Djerba es una isla impresionante frente a la costa de Túnez, reconocida por sus playas vírgenes, rico patrimonio cultural y arquitectura blanca distintiva. Esta joya mediterránea mezcla tradiciones árabes, bereberes y judías, creando un destino único donde la historia y la belleza natural convergen.
Qué ver en Djerba
Los visitantes no deben perderse la fortaleza Borj el Kébir, un bastión otomano del siglo XV que ofrece vistas panorámicas, y la Sinagoga de El Ghriba, uno de los lugares de culto judío más antiguos del norte de África. La encantadora medina de la isla presenta zocos tradicionales, talleres de artesanía y pueblos costeros pintorescos.
Cosas que hacer en Djerba
Explora la isla a través de paseos en camello por paisajes desérticos, viajes en barco a islas cercanas y deportes acuáticos en lagunas tranquilas. Visita talleres de cerámica locales, asiste a actuaciones de música tradicional y experimenta la famosa hospitalidad de la isla a través de tours culturales guiados y casas de huéspedes familiares.

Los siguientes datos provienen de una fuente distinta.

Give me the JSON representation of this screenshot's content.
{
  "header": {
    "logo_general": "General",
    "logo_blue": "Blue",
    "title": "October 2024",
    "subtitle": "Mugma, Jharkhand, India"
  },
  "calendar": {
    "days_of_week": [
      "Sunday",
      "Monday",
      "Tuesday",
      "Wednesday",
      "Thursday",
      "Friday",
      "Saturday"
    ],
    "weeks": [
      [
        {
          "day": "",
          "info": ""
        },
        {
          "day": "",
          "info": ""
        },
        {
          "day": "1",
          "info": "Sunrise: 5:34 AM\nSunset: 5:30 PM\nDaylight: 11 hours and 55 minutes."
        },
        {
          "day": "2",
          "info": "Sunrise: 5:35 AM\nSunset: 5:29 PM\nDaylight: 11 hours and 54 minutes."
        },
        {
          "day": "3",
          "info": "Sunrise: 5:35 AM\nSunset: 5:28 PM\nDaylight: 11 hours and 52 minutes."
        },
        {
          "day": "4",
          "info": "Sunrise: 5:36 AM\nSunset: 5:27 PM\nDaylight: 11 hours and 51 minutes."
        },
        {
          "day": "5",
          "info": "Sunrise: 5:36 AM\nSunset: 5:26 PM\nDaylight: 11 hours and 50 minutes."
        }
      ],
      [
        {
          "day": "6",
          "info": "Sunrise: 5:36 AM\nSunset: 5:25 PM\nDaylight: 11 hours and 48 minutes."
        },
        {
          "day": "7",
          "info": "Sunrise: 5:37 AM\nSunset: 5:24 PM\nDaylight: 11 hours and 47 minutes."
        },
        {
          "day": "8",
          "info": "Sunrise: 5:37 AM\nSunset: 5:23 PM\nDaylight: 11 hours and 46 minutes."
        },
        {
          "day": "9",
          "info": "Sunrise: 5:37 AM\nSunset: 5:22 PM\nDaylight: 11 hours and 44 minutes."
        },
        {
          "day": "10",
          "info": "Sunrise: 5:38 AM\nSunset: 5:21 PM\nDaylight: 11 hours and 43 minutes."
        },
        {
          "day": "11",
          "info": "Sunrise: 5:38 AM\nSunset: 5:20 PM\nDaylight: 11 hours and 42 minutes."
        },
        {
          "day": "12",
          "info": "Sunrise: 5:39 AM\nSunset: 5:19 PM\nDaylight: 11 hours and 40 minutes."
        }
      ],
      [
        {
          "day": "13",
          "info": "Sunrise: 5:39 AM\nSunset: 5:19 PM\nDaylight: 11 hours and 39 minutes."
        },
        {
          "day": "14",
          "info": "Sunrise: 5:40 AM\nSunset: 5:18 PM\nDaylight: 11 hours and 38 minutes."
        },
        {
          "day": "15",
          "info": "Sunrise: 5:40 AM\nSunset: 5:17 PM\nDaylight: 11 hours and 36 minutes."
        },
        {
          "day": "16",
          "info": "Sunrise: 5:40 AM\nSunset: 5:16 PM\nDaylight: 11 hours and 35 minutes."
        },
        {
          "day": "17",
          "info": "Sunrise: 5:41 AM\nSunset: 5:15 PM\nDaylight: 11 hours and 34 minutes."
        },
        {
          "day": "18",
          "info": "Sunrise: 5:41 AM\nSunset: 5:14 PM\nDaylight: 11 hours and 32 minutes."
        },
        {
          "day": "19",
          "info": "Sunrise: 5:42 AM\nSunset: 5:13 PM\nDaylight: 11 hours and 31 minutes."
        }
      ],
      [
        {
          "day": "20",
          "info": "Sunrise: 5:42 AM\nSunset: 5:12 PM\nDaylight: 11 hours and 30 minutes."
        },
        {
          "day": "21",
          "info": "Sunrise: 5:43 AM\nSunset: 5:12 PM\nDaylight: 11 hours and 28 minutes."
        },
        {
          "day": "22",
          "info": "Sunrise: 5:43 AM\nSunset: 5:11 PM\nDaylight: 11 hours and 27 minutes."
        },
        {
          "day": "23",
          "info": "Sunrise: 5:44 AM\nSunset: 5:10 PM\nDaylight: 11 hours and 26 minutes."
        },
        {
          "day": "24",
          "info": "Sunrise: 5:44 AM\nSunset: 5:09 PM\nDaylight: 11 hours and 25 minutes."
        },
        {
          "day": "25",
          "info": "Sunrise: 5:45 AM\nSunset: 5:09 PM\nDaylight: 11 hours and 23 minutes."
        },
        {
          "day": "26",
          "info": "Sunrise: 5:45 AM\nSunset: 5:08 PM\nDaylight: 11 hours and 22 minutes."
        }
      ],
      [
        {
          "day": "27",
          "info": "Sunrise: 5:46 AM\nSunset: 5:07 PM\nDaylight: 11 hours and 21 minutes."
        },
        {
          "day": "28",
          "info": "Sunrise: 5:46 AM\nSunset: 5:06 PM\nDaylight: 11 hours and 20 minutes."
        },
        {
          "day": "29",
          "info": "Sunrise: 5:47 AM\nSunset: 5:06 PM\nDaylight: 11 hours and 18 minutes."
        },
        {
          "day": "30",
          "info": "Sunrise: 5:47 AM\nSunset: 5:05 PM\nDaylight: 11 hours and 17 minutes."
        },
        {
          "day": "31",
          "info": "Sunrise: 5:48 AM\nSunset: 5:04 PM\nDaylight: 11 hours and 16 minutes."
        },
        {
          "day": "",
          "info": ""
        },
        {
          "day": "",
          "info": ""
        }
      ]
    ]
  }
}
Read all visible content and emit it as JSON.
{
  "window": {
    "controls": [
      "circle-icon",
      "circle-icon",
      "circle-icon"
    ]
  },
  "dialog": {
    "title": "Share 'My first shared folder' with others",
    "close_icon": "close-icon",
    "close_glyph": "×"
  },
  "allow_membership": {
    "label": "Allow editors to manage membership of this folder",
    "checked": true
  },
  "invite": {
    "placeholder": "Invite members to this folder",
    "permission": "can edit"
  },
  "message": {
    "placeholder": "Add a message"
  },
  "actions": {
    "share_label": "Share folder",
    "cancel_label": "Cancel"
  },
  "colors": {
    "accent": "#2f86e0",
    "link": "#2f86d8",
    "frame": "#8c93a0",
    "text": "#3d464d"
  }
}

Patrimonio Multicultural de Djerba
Djerba destaca como un raro centro multicultural en el norte de África, donde las comunidades musulmana, judía y cristiana han coexistido pacíficamente durante siglos. La isla alberga sitios de peregrinación significativos y festivales anuales que celebran esta diversidad armoniosa, lo que la convierte en un destino convincente para viajeros curiosos culturalmente.